Archéologie de la fantasy : la fantasy en France avant les collections spécialisées

Dans le large éventail des romans de fantasy, c’est la variété connue sous le nom de heroic fantasy (épopée fantastique) ou encore sword and sorcery (littéralement : épée et sorcellerie) que les éditeurs français ont en premier diffusée, en l’incluant dans leurs collections de science-fiction avant que l’étiquette fantasy soit assez connue pour permettre d’attirer le lectorat.
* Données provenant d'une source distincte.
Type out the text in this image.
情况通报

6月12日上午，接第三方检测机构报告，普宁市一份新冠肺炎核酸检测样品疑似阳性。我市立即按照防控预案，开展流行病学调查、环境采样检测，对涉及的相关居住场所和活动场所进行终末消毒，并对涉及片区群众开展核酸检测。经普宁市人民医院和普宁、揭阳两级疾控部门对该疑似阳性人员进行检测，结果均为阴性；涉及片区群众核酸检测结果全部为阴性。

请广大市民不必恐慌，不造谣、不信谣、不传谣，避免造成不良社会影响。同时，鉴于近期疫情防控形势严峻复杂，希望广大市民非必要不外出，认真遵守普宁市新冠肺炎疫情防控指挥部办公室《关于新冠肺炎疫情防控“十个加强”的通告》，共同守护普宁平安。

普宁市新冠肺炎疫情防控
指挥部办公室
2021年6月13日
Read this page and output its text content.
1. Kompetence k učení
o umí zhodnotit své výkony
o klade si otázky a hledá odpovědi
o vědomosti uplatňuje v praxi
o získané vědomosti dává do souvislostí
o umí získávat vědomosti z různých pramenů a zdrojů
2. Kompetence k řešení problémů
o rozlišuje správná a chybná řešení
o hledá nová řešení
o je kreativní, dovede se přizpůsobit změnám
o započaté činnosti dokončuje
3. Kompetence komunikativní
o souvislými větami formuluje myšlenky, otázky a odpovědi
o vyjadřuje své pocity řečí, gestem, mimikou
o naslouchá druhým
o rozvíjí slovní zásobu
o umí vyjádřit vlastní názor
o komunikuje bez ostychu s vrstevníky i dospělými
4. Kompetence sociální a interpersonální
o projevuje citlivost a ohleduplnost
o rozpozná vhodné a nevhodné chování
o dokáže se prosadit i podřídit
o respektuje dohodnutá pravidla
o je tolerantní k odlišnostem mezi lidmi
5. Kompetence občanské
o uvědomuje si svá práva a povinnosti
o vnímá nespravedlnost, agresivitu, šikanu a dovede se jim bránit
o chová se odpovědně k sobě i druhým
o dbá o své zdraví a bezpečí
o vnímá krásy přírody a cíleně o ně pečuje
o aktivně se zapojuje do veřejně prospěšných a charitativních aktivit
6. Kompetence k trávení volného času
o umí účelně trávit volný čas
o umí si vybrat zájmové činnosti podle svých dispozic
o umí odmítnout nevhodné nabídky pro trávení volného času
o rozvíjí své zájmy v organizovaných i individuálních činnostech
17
Cette inclusion au sein de collections dédiées à la science-fiction n’a pas créé de discordance flagrante, sans doute parce que l’heroic fantasy était assimilée à de la science-fiction d’aventures. En effet ces récits, apparus dans les pulp magazines américains, mettent en scène des héros virils (ou leurs alter ego féminins), experts au combat et au maniement des armes blanches (et en particulier des épées), qui affrontent des méchants en général dotés de pouvoirs surnaturels (sorciers et sorcières, créatures fantastiques, esprits maléfiques). Ces aventures se déroulent en des temps reculés, dans des pays et des sociétés le plus souvent imaginaires, voire sur d’autres planètes, dans un cadre inspiré de l’Antiquité ou du Moyen-Âge (sociétés pré-industrielles), où « la magie est vraiment efficace et où les dieux sont bien réels » (Lin Carter).

Les fondateurs

Bien que cela semble incompréhensible, voire scandaleux, deux auteurs majeurs des débuts de l’heroic fantasy n’ont été révélés au public francophone qu’au début des années 1970 !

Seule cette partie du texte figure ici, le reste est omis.